Burton’s hands were dancing happily over the register until he looked at me. “What’re you waiting for? Get some fries going.”

Danny put both hands on the counter and leaned in, looking into the back as I started a fresh basket. “Nice place you have here.”

Burton’s chest swelled with pride. “Thanks—I saw the last game. That was something else.”

“It was,” Danny agreed, pushing himself back. His white-blonde hair glinted under the fluorescent light.

“Don’t wait here,” Burton fluttered, lest they be inconvenienced in the slightest. “Go get your sodas—we’ll bring it out when everything’s ready.”

Within the next ten minutes, Raj and I loaded up three trays full of fries and assorted half-pound burgers, and then after that all the guys in the kitchen looked at me expectantly.

I growled quietly, deep inside my throat. “What, because I’m a girl I get to be the waitress?”

“Jessica, just do something for once without complaining,” Burton demanded.

I frowned at all of them, “Fine,” I snarled, and went through the door that let us kitchen gnomes out into the dining room’s real world.

CHAPTER 10

Iwalked over to the table they’d taken, one red plastic tray in each hand.

“Here you go,” I said, trying to sound the right combination of sincere and sarcastic that would let me keep both my job and my pride. I set the heavier tray of burgers down first, and then leaned in to set the tray of fries further up the table—and felt someone pinch my ass.

“Hey!” I yelped, dropping the tray the last few inches, sending fries bouncing off.
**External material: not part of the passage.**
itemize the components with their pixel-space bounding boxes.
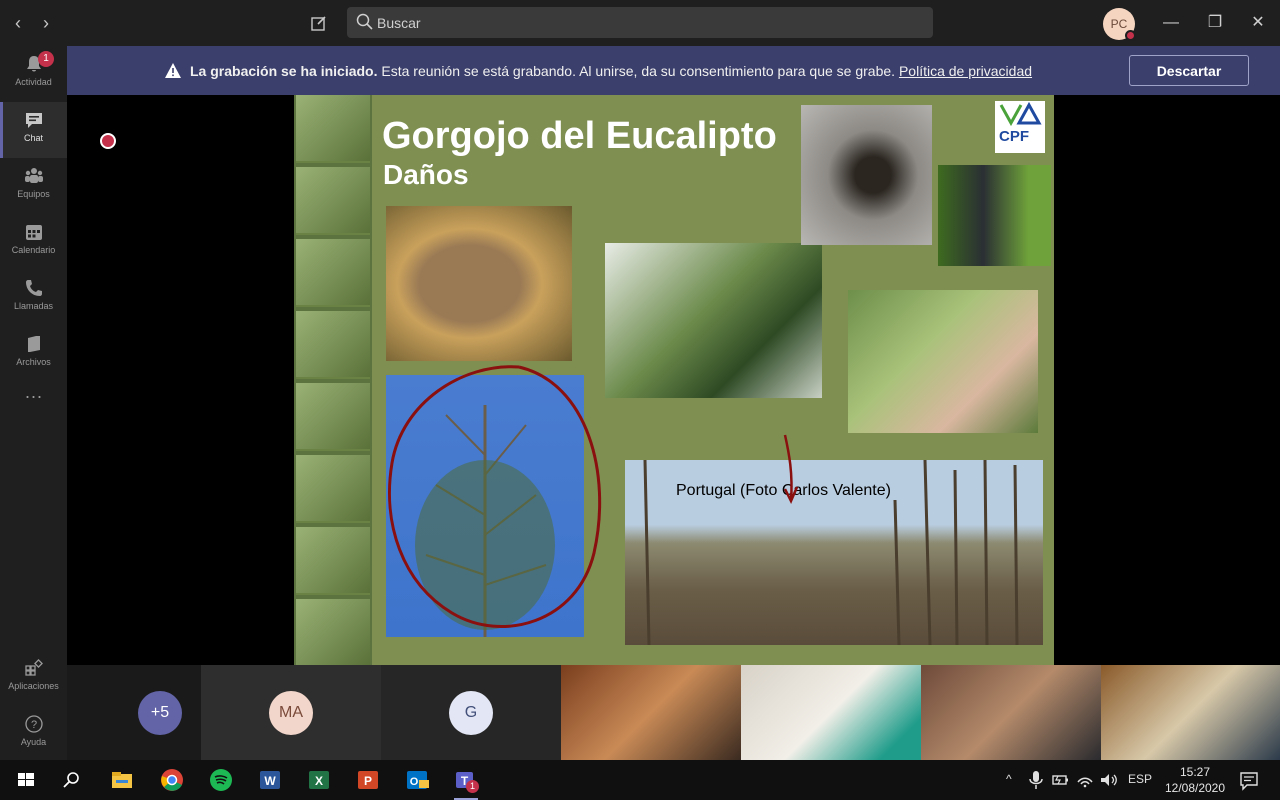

I jumped back and rubbed my butt like I could wipe away his—whoever he had been—touch.

“What?” Mason asked.

“What’d you do that for?” Liam turned to look at Danny.

“Do what?” Danny said, the very voice of innocence.
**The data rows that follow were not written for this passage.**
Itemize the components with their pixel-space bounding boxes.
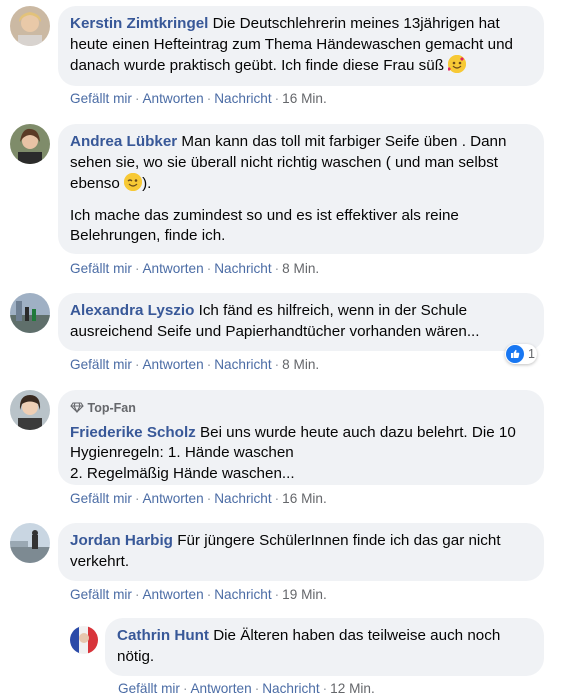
author-name[interactable]: Kerstin Zimtkringel bbox=[70, 15, 208, 32]
message-link[interactable]: Nachricht bbox=[214, 357, 271, 372]
message-link[interactable]: Nachricht bbox=[214, 91, 271, 106]
separator: · bbox=[206, 91, 212, 106]
timestamp[interactable]: 8 Min. bbox=[282, 261, 319, 276]
author-name[interactable]: Friederike Scholz bbox=[70, 424, 196, 441]
timestamp[interactable]: 8 Min. bbox=[282, 357, 319, 372]
author-name[interactable]: Alexandra Lyszio bbox=[70, 302, 194, 319]
timestamp[interactable]: 12 Min. bbox=[330, 681, 375, 696]
comment-bubble: Top-Fan Friederike Scholz Bei uns wurde … bbox=[58, 390, 544, 485]
comment-bubble: Jordan Harbig Für jüngere SchülerInnen f… bbox=[58, 523, 544, 581]
separator: · bbox=[206, 587, 212, 602]
separator: · bbox=[274, 357, 280, 372]
separator: · bbox=[134, 587, 140, 602]
avatar[interactable] bbox=[10, 523, 50, 563]
comment-actions: Gefällt mir · Antworten · Nachricht · 12 Min. bbox=[118, 681, 375, 696]
timestamp[interactable]: 19 Min. bbox=[282, 587, 327, 602]
timestamp[interactable]: 16 Min. bbox=[282, 491, 327, 506]
diamond-icon bbox=[70, 401, 87, 415]
like-link[interactable]: Gefällt mir bbox=[70, 587, 132, 602]
comment-paragraph: 2. Regelmäßig Hände waschen... bbox=[70, 464, 295, 482]
separator: · bbox=[134, 357, 140, 372]
comment-bubble: Kerstin Zimtkringel Die Deutschlehrerin … bbox=[58, 6, 544, 86]
reaction-count[interactable]: 1 bbox=[505, 344, 537, 364]
message-link[interactable]: Nachricht bbox=[214, 491, 271, 506]
timestamp[interactable]: 16 Min. bbox=[282, 91, 327, 106]
separator: · bbox=[322, 681, 328, 696]
message-link[interactable]: Nachricht bbox=[262, 681, 319, 696]
like-link[interactable]: Gefällt mir bbox=[118, 681, 180, 696]
comment-actions: Gefällt mir · Antworten · Nachricht · 8 Min. bbox=[70, 261, 319, 276]
comment-actions: Gefällt mir · Antworten · Nachricht · 8 Min. bbox=[70, 357, 319, 372]
reply-link[interactable]: Antworten bbox=[142, 587, 203, 602]
avatar[interactable] bbox=[10, 390, 50, 430]
like-link[interactable]: Gefällt mir bbox=[70, 491, 132, 506]
like-link[interactable]: Gefällt mir bbox=[70, 261, 132, 276]
separator: · bbox=[206, 357, 212, 372]
reply-link[interactable]: Antworten bbox=[142, 357, 203, 372]
comment-bubble: Cathrin Hunt Die Älteren haben das teilw… bbox=[105, 618, 544, 676]
reply-link[interactable]: Antworten bbox=[142, 91, 203, 106]
separator: · bbox=[134, 91, 140, 106]
separator: · bbox=[274, 261, 280, 276]
comment-bubble: Andrea Lübker Man kann das toll mit farb… bbox=[58, 124, 544, 254]
comment-actions: Gefällt mir · Antworten · Nachricht · 16 Min. bbox=[70, 91, 327, 106]
smiling-face-with-hearts-icon bbox=[447, 55, 467, 73]
avatar[interactable] bbox=[10, 124, 50, 164]
avatar[interactable] bbox=[10, 293, 50, 333]
comment-text-end: ). bbox=[142, 175, 152, 192]
like-reaction-icon bbox=[506, 345, 524, 363]
reply-link[interactable]: Antworten bbox=[142, 261, 203, 276]
comment-paragraph: Friederike Scholz Bei uns wurde heute au… bbox=[70, 423, 532, 464]
separator: · bbox=[206, 491, 212, 506]
like-link[interactable]: Gefällt mir bbox=[70, 357, 132, 372]
separator: · bbox=[274, 491, 280, 506]
author-name[interactable]: Cathrin Hunt bbox=[117, 627, 209, 644]
separator: · bbox=[182, 681, 188, 696]
separator: · bbox=[206, 261, 212, 276]
comment-actions: Gefällt mir · Antworten · Nachricht · 19 Min. bbox=[70, 587, 327, 602]
separator: · bbox=[134, 261, 140, 276]
separator: · bbox=[274, 587, 280, 602]
message-link[interactable]: Nachricht bbox=[214, 587, 271, 602]
comment-paragraph: Ich mache das zumindest so und es ist ef… bbox=[70, 206, 459, 245]
message-link[interactable]: Nachricht bbox=[214, 261, 271, 276]
separator: · bbox=[254, 681, 260, 696]
comment-bubble: Alexandra Lyszio Ich fänd es hilfreich, … bbox=[58, 293, 544, 351]
top-fan-badge[interactable]: Top-Fan bbox=[70, 398, 532, 419]
comment-actions: Gefällt mir · Antworten · Nachricht · 16 Min. bbox=[70, 491, 327, 506]
reply-link[interactable]: Antworten bbox=[142, 491, 203, 506]
comment-paragraph: Andrea Lübker Man kann das toll mit farb… bbox=[70, 132, 532, 195]
avatar[interactable] bbox=[10, 6, 50, 46]
separator: · bbox=[134, 491, 140, 506]
author-name[interactable]: Jordan Harbig bbox=[70, 532, 173, 549]
separator: · bbox=[274, 91, 280, 106]
avatar[interactable] bbox=[70, 626, 98, 654]
winking-face-icon bbox=[124, 173, 143, 191]
like-link[interactable]: Gefällt mir bbox=[70, 91, 132, 106]
reply-link[interactable]: Antworten bbox=[190, 681, 251, 696]
reaction-number: 1 bbox=[528, 347, 535, 361]
badge-label: Top-Fan bbox=[87, 401, 136, 415]
author-name[interactable]: Andrea Lübker bbox=[70, 133, 177, 150]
Liam frowned, and then looked at me. “I’m sorry, he’s a douchebag.”

I saw Mason kick him under the table for it.

“No—it’s—” I started apologizing like it’d been my fault, then caught myself. “Yeah, you should be,” I corrected.

Liam nodded, accepting my approbation on behalf of his team, and then I turned—and someone slapped my butt.

I whirled—and just then all the lights in the Shax flickered. “All of you can go fuck off,” I addressed them, each and every one.

“Language!” Burton hollered, from inside the kitchen. It didn’t matter, I had a vision of myself sweeping the full tray of burgers onto their laps, but then Burton got there.

“You can go back into the kitchen now, Jessica McMullen.”

“But…”

“This,” he said, gesturing at the crew and speaking slowly as if I were dumb, “is Redson’s finest.”

“Damn straight,” said Chase, holding his hand up. Mason slapped it.

Pressure built inside me, the kind that threatened to choke out any other sense, my throat tightened, my tongue went numb. I was angry, so angry—everything got shiny again, just as lights dimmed, the storm threatening to take the power out.

“Go empty all the trash cans outside before the power goes,” Burton commanded.